Tapi siapa yang mengira akan ada pertemuan darurat di pagi hari di lantai 18?
Orang yang menjadi tuan rumah pertemuan itu adalah Feng Loucheng.
Semua orang di lantai 18 gugup ketika mereka melihatnya untuk pertama kalinya.
“Kita seharusnya tidak peduli dengan apa yang terjadi pada Kepala Seksi Jiang, kan?” seseorang yang mengenal Fan Tongya bertanya padanya.
1
Fan Tongya menjawab dengan tenang, “Jangan khawatir, kami tidak terlibat sama sekali.”

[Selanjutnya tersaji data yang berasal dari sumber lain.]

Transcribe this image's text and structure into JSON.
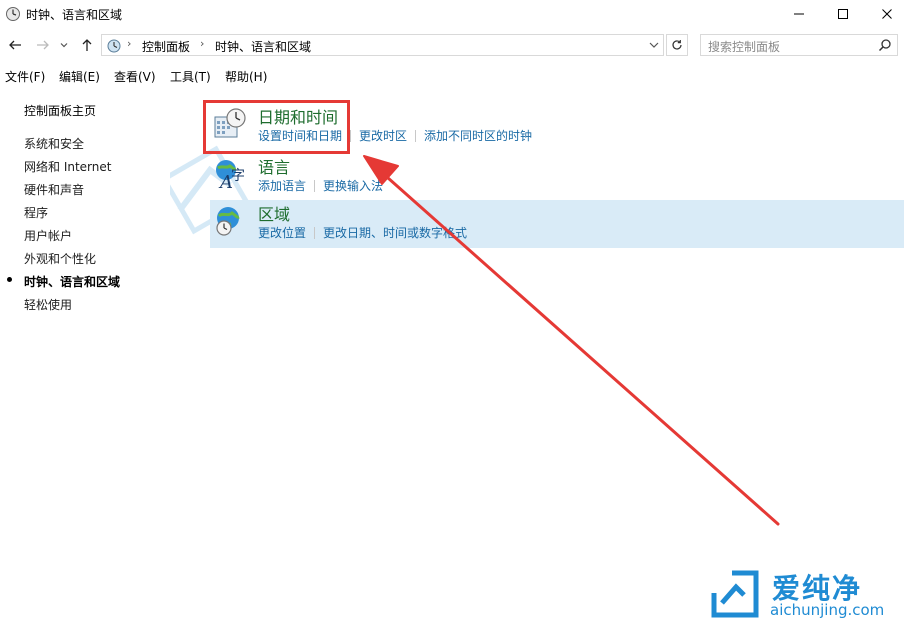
{
  "window": {
    "title": "时钟、语言和区域",
    "colors": {
      "close_hover": "#e81123"
    }
  },
  "address_bar": {
    "breadcrumbs": [
      "控制面板",
      "时钟、语言和区域"
    ]
  },
  "search": {
    "placeholder": "搜索控制面板"
  },
  "menu": [
    {
      "label": "文件(F)"
    },
    {
      "label": "编辑(E)"
    },
    {
      "label": "查看(V)"
    },
    {
      "label": "工具(T)"
    },
    {
      "label": "帮助(H)"
    }
  ],
  "sidebar": {
    "home": "控制面板主页",
    "items": [
      {
        "label": "系统和安全"
      },
      {
        "label": "网络和 Internet"
      },
      {
        "label": "硬件和声音"
      },
      {
        "label": "程序"
      },
      {
        "label": "用户帐户"
      },
      {
        "label": "外观和个性化"
      },
      {
        "label": "时钟、语言和区域"
      },
      {
        "label": "轻松使用"
      }
    ]
  },
  "categories": [
    {
      "title": "日期和时间",
      "icon": "calendar-clock-icon",
      "links": [
        "设置时间和日期",
        "更改时区",
        "添加不同时区的时钟"
      ]
    },
    {
      "title": "语言",
      "icon": "language-icon",
      "links": [
        "添加语言",
        "更换输入法"
      ]
    },
    {
      "title": "区域",
      "icon": "globe-clock-icon",
      "links": [
        "更改位置",
        "更改日期、时间或数字格式"
      ]
    }
  ],
  "annotation": {
    "color": "#e53935"
  },
  "watermark": {
    "brand": "爱纯净",
    "domain": "aichunjing.com",
    "color": "#1f8bd3"
  }
}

Yang lain menghela napas lega. Ketika mereka memasuki ruang pertemuan, mereka melihat bahwa Kepala Bagian Jiang, Pan Mingyue, dan Sister Liu sudah ada di sana.
Feng Loucheng kemudian mengumumkan berita itu setelah semua orang tiba.
Kepala Bagian Jiang akan menjadi direktur. Suster Liu akan dipromosikan menjadi kepala seksi. Pan Mingyue akan menjadi pemimpin tim. Sedangkan Luo Qian dipromosikan menjadi asisten ketua tim.
Berita eksplosif seperti itu—
Semua orang yang terlibat dalam insiden itu dipromosikan!